Havens reports that some of their clients have “long term and recurring medical problems”. She continues: “It’s perfectly clear to us that the medical personnel at Guantanamo are there to assist interrogators and the ongoing intelligence-gathering operation, and so our clients don’t trust the medical care.” Cox says that this trust was lost a long time ago.
Despite the Supreme Court ruling, the habeas applications have become lost in legal limbo. “The government response was, when the petitions came to the lower courts for determination, to argue for the narrowest possible reading of Rasul. That’s to say that people have the right to physically file papers, but there is no underlying substantive right to enforce them,” explains Cox.

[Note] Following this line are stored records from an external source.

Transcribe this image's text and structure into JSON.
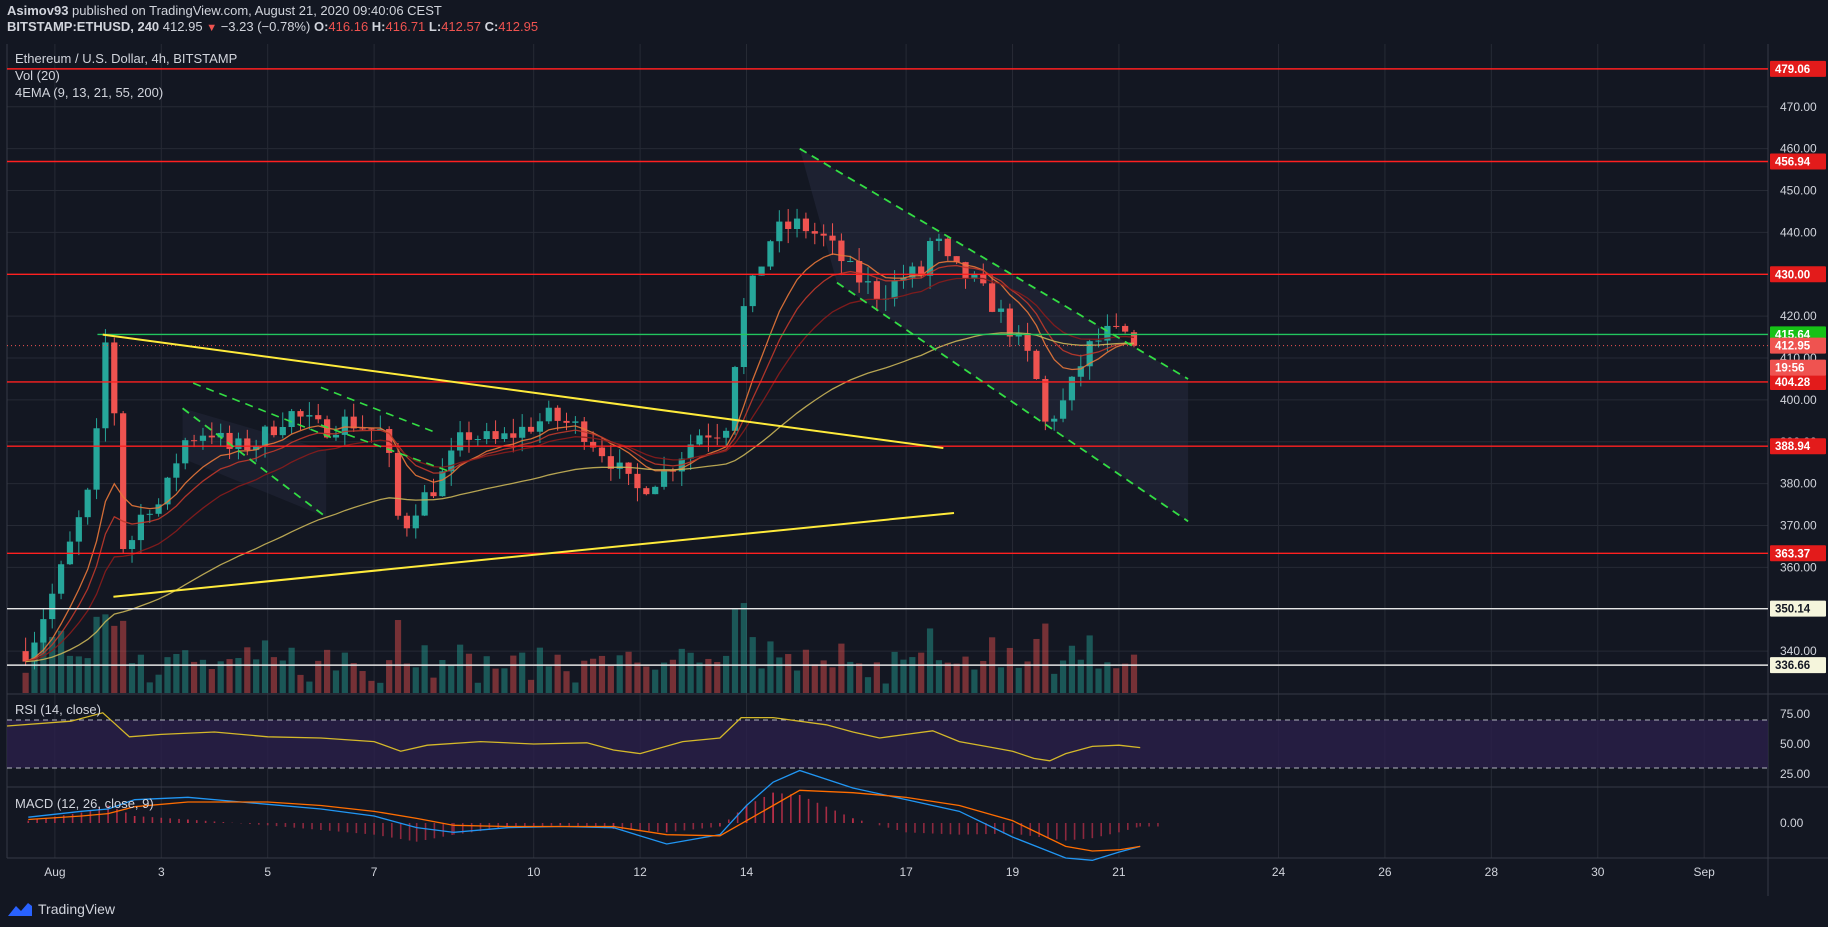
{
  "header": {
    "user": "Asimov93",
    "published": "published on TradingView.com, August 21, 2020 09:40:06 CEST",
    "symbol": "BITSTAMP:ETHUSD, 240",
    "last": "412.95",
    "change": "−3.23 (−0.78%)",
    "o_label": "O:",
    "o": "416.16",
    "h_label": "H:",
    "h": "416.71",
    "l_label": "L:",
    "l": "412.57",
    "c_label": "C:",
    "c": "412.95"
  },
  "legend": {
    "title": "Ethereum / U.S. Dollar, 4h, BITSTAMP",
    "vol": "Vol (20)",
    "ema": "4EMA (9, 13, 21, 55, 200)",
    "rsi": "RSI (14, close)",
    "macd": "MACD (12, 26, close, 9)"
  },
  "footer": {
    "brand": "TradingView"
  },
  "colors": {
    "bg": "#131722",
    "grid": "#262a35",
    "up": "#26a69a",
    "down": "#ef5350",
    "level": "#ff2020",
    "support_green": "#22c55e",
    "trend_yellow": "#ffeb3b",
    "channel_green": "#4caf50"
  },
  "chart_data": [
    {
      "type": "candlestick",
      "title": "Ethereum / U.S. Dollar, 4h, BITSTAMP",
      "ylim": [
        330,
        485
      ],
      "y_ticks": [
        "340.00",
        "350.00",
        "360.00",
        "370.00",
        "380.00",
        "390.00",
        "400.00",
        "410.00",
        "420.00",
        "430.00",
        "440.00",
        "450.00",
        "460.00",
        "470.00"
      ],
      "x_ticks": [
        "Aug",
        "3",
        "5",
        "7",
        "10",
        "12",
        "14",
        "17",
        "19",
        "21",
        "24",
        "26",
        "28",
        "30",
        "Sep"
      ],
      "x_tick_days": [
        1,
        3,
        5,
        7,
        10,
        12,
        14,
        17,
        19,
        21,
        24,
        26,
        28,
        30,
        32
      ],
      "x_range_days": [
        0.1,
        33.2
      ],
      "last_day": 21.4,
      "ohlc_anchors": [
        [
          0.5,
          340
        ],
        [
          1.0,
          355
        ],
        [
          1.7,
          380
        ],
        [
          2.0,
          420
        ],
        [
          2.3,
          362
        ],
        [
          2.7,
          375
        ],
        [
          3.0,
          375
        ],
        [
          3.4,
          390
        ],
        [
          3.9,
          393
        ],
        [
          4.3,
          388
        ],
        [
          4.8,
          390
        ],
        [
          5.4,
          397
        ],
        [
          6.0,
          393
        ],
        [
          6.5,
          395
        ],
        [
          7.2,
          392
        ],
        [
          7.5,
          368
        ],
        [
          7.8,
          375
        ],
        [
          8.2,
          380
        ],
        [
          8.7,
          392
        ],
        [
          9.3,
          390
        ],
        [
          9.8,
          393
        ],
        [
          10.3,
          396
        ],
        [
          10.9,
          393
        ],
        [
          11.5,
          385
        ],
        [
          11.9,
          378
        ],
        [
          12.5,
          383
        ],
        [
          13.1,
          392
        ],
        [
          13.6,
          393
        ],
        [
          13.9,
          420
        ],
        [
          14.5,
          440
        ],
        [
          15.0,
          442
        ],
        [
          15.5,
          438
        ],
        [
          16.0,
          430
        ],
        [
          16.5,
          425
        ],
        [
          17.0,
          430
        ],
        [
          17.3,
          430
        ],
        [
          17.5,
          440
        ],
        [
          17.8,
          432
        ],
        [
          18.3,
          428
        ],
        [
          18.8,
          420
        ],
        [
          19.4,
          408
        ],
        [
          19.6,
          394
        ],
        [
          20.0,
          400
        ],
        [
          20.4,
          412
        ],
        [
          20.8,
          416
        ],
        [
          21.2,
          415
        ],
        [
          21.4,
          413
        ]
      ],
      "levels": [
        {
          "value": 479.06,
          "label": "479.06",
          "kind": "red"
        },
        {
          "value": 456.94,
          "label": "456.94",
          "kind": "red"
        },
        {
          "value": 430.0,
          "label": "430.00",
          "kind": "red"
        },
        {
          "value": 415.64,
          "label": "415.64",
          "kind": "green"
        },
        {
          "value": 404.28,
          "label": "404.28",
          "kind": "red"
        },
        {
          "value": 388.94,
          "label": "388.94",
          "kind": "red"
        },
        {
          "value": 363.37,
          "label": "363.37",
          "kind": "red"
        },
        {
          "value": 350.14,
          "label": "350.14",
          "kind": "white"
        },
        {
          "value": 336.66,
          "label": "336.66",
          "kind": "white"
        }
      ],
      "last_price": {
        "value": 412.95,
        "label": "412.95",
        "countdown": "19:56"
      },
      "trend_lines": [
        {
          "from": [
            1.9,
            415.6
          ],
          "to": [
            17.7,
            388.5
          ]
        },
        {
          "from": [
            2.1,
            353.0
          ],
          "to": [
            17.9,
            373.0
          ]
        }
      ],
      "channel_lines": [
        {
          "from": [
            15.0,
            460
          ],
          "to": [
            22.3,
            405
          ]
        },
        {
          "from": [
            15.7,
            428
          ],
          "to": [
            22.3,
            371
          ]
        },
        {
          "from": [
            3.4,
            398
          ],
          "to": [
            6.1,
            372
          ]
        }
      ],
      "support_line": {
        "from": [
          1.8,
          415.64
        ],
        "to": [
          33.2,
          415.64
        ]
      }
    },
    {
      "type": "line",
      "title": "RSI (14, close)",
      "ylim": [
        15,
        90
      ],
      "y_ticks": [
        "75.00",
        "50.00",
        "25.00"
      ],
      "bands": [
        70,
        30
      ],
      "x": [
        0.1,
        1.3,
        1.9,
        2.2,
        2.4,
        3.0,
        4.0,
        5.0,
        6.0,
        7.0,
        7.5,
        8.0,
        9.0,
        10.0,
        11.0,
        11.5,
        12.0,
        12.8,
        13.5,
        13.9,
        14.5,
        15.5,
        16.0,
        16.5,
        17.0,
        17.5,
        18.0,
        18.5,
        19.0,
        19.4,
        19.7,
        20.0,
        20.5,
        21.0,
        21.4
      ],
      "values": [
        65,
        69,
        76,
        64,
        56,
        58,
        60,
        56,
        55,
        52,
        44,
        49,
        52,
        50,
        51,
        45,
        42,
        52,
        55,
        72,
        72,
        66,
        60,
        55,
        58,
        61,
        52,
        48,
        44,
        38,
        36,
        42,
        48,
        49,
        47
      ]
    },
    {
      "type": "histogram",
      "title": "MACD (12, 26, close, 9)",
      "ylim": [
        -3,
        3
      ],
      "y_ticks": [
        "0.00"
      ],
      "x": [
        0.5,
        1.5,
        2.0,
        2.5,
        3.5,
        5.0,
        6.0,
        7.0,
        7.8,
        8.5,
        9.5,
        10.5,
        11.5,
        12.5,
        13.5,
        14.0,
        14.5,
        15.0,
        16.0,
        17.0,
        18.0,
        19.0,
        20.0,
        20.5,
        21.0,
        21.4
      ],
      "values": [
        0.2,
        0.9,
        1.5,
        0.6,
        0.3,
        -0.2,
        -0.6,
        -1.0,
        -1.6,
        -1.0,
        -0.4,
        -0.2,
        -0.5,
        -0.8,
        -0.3,
        1.5,
        2.6,
        2.4,
        0.4,
        -0.8,
        -1.0,
        -0.9,
        -1.5,
        -1.3,
        -0.8,
        -0.3
      ],
      "macd_line": [
        0.5,
        1.0,
        1.2,
        2.0,
        2.2,
        1.6,
        1.2,
        0.6,
        -0.4,
        -0.8,
        -0.4,
        -0.3,
        -0.4,
        -1.8,
        -1.0,
        1.5,
        3.5,
        4.5,
        3.0,
        2.0,
        1.0,
        -1.2,
        -3.0,
        -3.2,
        -2.5,
        -2.0
      ],
      "signal_line": [
        0.3,
        0.6,
        0.8,
        1.4,
        1.8,
        1.8,
        1.5,
        1.0,
        0.4,
        -0.2,
        -0.3,
        -0.3,
        -0.3,
        -1.0,
        -1.1,
        0.2,
        1.5,
        2.8,
        2.6,
        2.2,
        1.5,
        0.2,
        -2.0,
        -2.4,
        -2.3,
        -2.0
      ]
    }
  ]
}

The lawyers believe there are “another two appeals [which are] possibly another year away” from habeas proceedings.
So how do they see their roles as lawyers? “We’re focussing on the legal issues before the court right now and also trying to keep our clients in the spotlight so the Bush administration can’t get away with hiding them for four years without any pressure,” says Havens. One of the reasons for this month’s Yemen visit, apart from meeting with the families of the prisoners, who have not seen them for more then three years, was to establish what kind of reception they would have if they were transferred back there. The A&O lawyers also want to secure their clients access to a local lawyer as soon as they disembark from the plane. So far, a number of detainees have been moved back and, the lawyers claim all are held without charge under orders from the US not to release them. The lawyers have filed a motion that would require the US administration to give them 30 days’ notice if the clients are removed.

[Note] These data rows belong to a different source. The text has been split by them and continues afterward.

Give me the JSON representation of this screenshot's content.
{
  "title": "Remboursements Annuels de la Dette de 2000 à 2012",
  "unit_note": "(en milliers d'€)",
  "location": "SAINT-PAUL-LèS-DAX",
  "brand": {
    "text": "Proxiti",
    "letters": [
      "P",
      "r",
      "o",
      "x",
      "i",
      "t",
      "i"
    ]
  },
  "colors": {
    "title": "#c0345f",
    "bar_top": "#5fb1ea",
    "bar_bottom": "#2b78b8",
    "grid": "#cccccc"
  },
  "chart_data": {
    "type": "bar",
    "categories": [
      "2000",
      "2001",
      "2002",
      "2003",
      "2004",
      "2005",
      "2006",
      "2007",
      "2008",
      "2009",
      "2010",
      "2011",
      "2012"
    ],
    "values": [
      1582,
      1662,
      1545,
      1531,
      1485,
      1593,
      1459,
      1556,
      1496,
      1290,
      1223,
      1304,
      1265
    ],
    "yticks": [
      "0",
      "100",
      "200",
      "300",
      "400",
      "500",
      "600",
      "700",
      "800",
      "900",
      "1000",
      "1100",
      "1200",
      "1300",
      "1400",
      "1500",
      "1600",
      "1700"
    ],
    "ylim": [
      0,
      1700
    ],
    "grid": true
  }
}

So what do the two lawyers make of their country’s treatment of detainees at Guantanamo? Havens says there are undoubtedly some people who should not be running free, but “not as far as I know any of our clients”. She adds: “The way the US government has handled this situation is to have botched any chance of legitimate law enforcement against terrorists who are out there, because they’ve got information through torture and holding people without charge. That’s damaging the war against terror and the security of the US on a long-term basis. The further you get into this the more you realise that they’ve botched things up from the start – and it’s going to be hard to fix.”